Le lourd tribu revient donc à Christophe De Beukelaer, «qui ne fait pas partie du camp de l’un comme du camp de l’autre», estime un proche observateur de la situation. La mission, si du moins il l’accepte, du nouveau duo serait a priori de convaincre Frédéric De Gucht et l’Open VLD de lâcher la N-VA. Seulement, ça, pour ce dernier, reviendrait à se plier aux desiderata du PS, ce qui est inaudible pour le néoleader libéral néerlandophone (et sa base militante). «Car la réalité, c’est que 70% du parlement bruxellois ne souhaitent pas discuter avec la N-VA. L’enjeu, c’est de pouvoir de le dire.»
Et puis, un point commun transparaît aussi bien dans le communiqué de presse des socialistes que dans celui des libéraux.
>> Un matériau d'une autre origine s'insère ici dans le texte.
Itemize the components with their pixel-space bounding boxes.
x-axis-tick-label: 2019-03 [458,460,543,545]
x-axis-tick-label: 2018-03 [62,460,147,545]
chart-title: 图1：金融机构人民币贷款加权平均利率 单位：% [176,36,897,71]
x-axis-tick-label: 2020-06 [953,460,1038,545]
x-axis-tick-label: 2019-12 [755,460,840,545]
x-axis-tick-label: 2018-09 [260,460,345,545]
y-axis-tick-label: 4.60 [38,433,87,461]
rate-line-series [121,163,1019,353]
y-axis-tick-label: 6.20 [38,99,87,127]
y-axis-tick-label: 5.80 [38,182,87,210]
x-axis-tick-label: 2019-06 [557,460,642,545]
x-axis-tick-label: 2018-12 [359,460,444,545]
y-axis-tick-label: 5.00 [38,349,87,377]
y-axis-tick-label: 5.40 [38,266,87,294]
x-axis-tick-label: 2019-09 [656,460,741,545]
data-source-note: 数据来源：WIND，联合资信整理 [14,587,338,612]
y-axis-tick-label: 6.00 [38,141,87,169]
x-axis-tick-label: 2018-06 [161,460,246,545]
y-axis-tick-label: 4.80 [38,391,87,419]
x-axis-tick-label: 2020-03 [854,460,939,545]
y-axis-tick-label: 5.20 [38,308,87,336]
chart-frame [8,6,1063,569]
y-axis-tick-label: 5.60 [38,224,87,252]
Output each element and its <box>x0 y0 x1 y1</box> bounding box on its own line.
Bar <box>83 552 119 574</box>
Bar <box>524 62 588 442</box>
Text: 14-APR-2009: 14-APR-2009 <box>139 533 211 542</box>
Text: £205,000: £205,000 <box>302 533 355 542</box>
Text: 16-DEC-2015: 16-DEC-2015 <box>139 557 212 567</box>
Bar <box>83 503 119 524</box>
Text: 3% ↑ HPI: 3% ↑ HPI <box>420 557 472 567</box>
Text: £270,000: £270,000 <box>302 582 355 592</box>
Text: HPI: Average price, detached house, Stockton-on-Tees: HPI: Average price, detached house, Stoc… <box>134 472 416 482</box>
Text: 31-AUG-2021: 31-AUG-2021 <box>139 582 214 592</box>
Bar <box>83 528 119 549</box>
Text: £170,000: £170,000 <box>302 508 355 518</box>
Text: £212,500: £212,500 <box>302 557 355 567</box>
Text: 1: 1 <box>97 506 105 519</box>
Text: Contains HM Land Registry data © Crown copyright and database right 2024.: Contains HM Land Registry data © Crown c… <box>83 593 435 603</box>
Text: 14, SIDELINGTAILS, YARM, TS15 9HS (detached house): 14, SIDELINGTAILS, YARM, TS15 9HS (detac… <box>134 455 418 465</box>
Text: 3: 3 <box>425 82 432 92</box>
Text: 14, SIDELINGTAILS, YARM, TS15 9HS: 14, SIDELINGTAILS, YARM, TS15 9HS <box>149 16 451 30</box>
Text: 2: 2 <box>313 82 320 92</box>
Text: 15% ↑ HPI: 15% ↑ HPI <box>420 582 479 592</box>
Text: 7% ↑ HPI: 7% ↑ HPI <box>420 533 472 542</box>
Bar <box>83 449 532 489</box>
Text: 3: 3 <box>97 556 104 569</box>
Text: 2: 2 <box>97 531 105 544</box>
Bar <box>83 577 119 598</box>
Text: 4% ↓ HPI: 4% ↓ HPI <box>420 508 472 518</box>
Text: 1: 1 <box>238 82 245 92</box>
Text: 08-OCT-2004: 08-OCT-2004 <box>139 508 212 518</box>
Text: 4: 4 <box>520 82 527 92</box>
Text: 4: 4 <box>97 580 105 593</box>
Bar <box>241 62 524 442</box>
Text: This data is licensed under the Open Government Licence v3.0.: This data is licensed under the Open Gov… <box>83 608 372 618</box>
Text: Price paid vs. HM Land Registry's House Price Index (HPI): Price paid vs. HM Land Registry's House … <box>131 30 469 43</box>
Ces derniers se disent «disponibles pour ces réformes tant attendues, qu’elles soient budgétaires, sécuritaires, socioéconomiques». Alors que «le PS bruxellois contribuera dans un esprit sérieux et constructif à toute initiative prise dans le but de parvenir rapidement à la constitution d’un gouvernement régional s’appuyant sur une majorité parlementaire stable».
A Bruxelles, tout le monde a bien compris que l’esbrouffe autour de la mise sous tutelle de la Région évoquée à la Chambre ce jeudi 20 février n’était pas près de devenir réalité, du moins pas tout de suite. D’ici là, la Région bruxelloise sera peut-être gouvernée par un mode de démocratie plus direct et moins complexe qu’elle n’en n’a l’habitude: la démocratie parlementaire.